Game of Thrones - Martin difende le scene di violenza: "Non si può fingere che non esista lo stupro"
George R.R. Martin difende la rappresentazione delle scene di violenza sulle donne in Game of Thrones, ricordando che si è ispirato alla storia medievale
Lo scrittore George R.R. Martin ha risposto alle sempre più feroci critiche rivolte alla serie Game of Thrones a causa della rappresentazione della violenza sulle donne.
L'autore della saga da cui è tratto lo show della HBO ha spiegato che la storia riflette la struttura della società patriarcale e medievale europea, ricordando che pur essendo presenti dei personaggi femminili molto forti, il mondo in cui vivono è molto duro e ingiusto nei confronti delle donne.
Martin ha poi ribadito che anche i suoi libri sono basati su fatti storici e che l'uguaglianza non poteva trovarvi spazio:
"Quella non fa parte della nostra storia.
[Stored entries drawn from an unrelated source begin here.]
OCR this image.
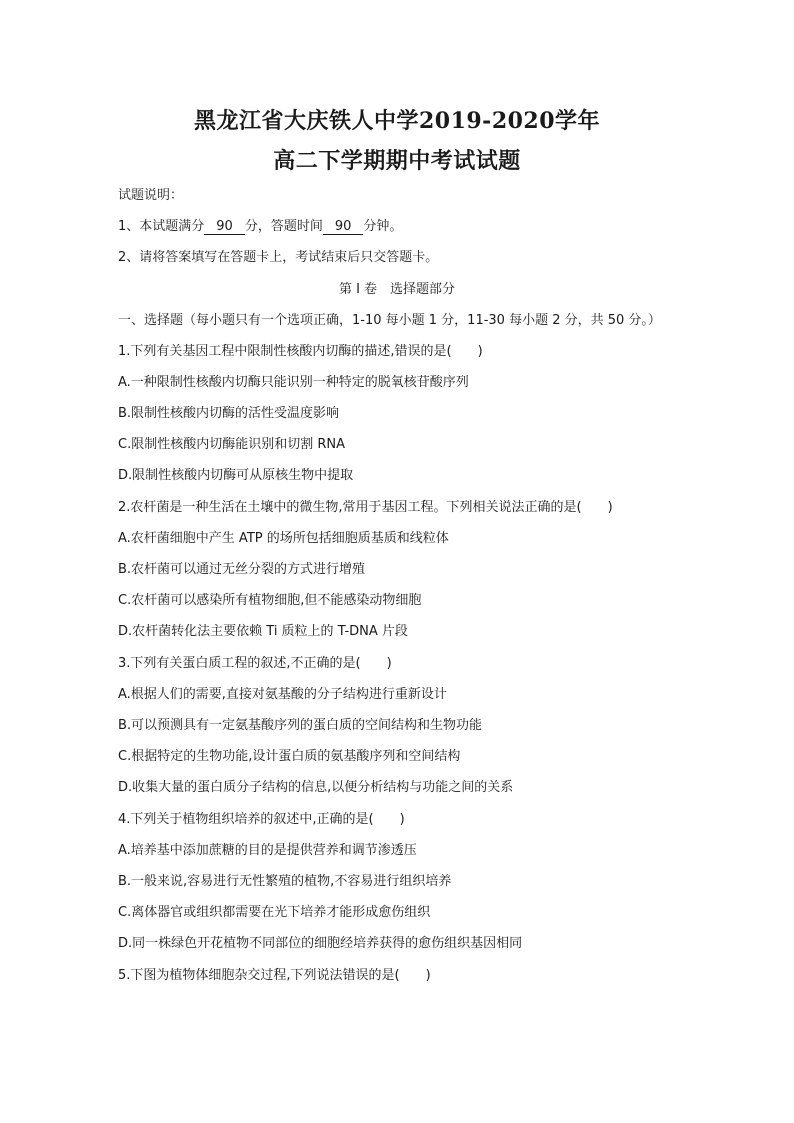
黑龙江省大庆铁人中学2019-2020学年
高二下学期期中考试试题
试题说明：
1、本试题满分 90 分，答题时间 90 分钟。
2、请将答案填写在答题卡上，考试结束后只交答题卡。
第 I 卷　选择题部分
一、选择题（每小题只有一个选项正确，1-10 每小题 1 分，11-30 每小题 2 分，共 50 分。）
1.下列有关基因工程中限制性核酸内切酶的描述,错误的是(　　)
A.一种限制性核酸内切酶只能识别一种特定的脱氧核苷酸序列
B.限制性核酸内切酶的活性受温度影响
C.限制性核酸内切酶能识别和切割 RNA
D.限制性核酸内切酶可从原核生物中提取
2.农杆菌是一种生活在土壤中的微生物,常用于基因工程。下列相关说法正确的是(　　)
A.农杆菌细胞中产生 ATP 的场所包括细胞质基质和线粒体
B.农杆菌可以通过无丝分裂的方式进行增殖
C.农杆菌可以感染所有植物细胞,但不能感染动物细胞
D.农杆菌转化法主要依赖 Ti 质粒上的 T-DNA 片段
3.下列有关蛋白质工程的叙述,不正确的是(　　)
A.根据人们的需要,直接对氨基酸的分子结构进行重新设计
B.可以预测具有一定氨基酸序列的蛋白质的空间结构和生物功能
C.根据特定的生物功能,设计蛋白质的氨基酸序列和空间结构
D.收集大量的蛋白质分子结构的信息,以便分析结构与功能之间的关系
4.下列关于植物组织培养的叙述中,正确的是(　　)
A.培养基中添加蔗糖的目的是提供营养和调节渗透压
B.一般来说,容易进行无性繁殖的植物,不容易进行组织培养
C.离体器官或组织都需要在光下培养才能形成愈伤组织
D.同一株绿色开花植物不同部位的细胞经培养获得的愈伤组织基因相同
5.下图为植物体细胞杂交过程,下列说法错误的是(　　)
E' qualcosa di adatto alla fantascienza. E nemmeno l'America del ventunesimo secolo è egalitaria. Ci sono ancora delle barriere nei confronti delle donne. E' migliore di quanto fosse in passato. Non è più 'Mad Men', come lo era quando io ero giovane".
"Lo stupro, sfortunatamente, fa ancora parte della guerra oggi. Non è uno degli aspetti migliori della razza umana, ma non penso si debba fingere che non esista".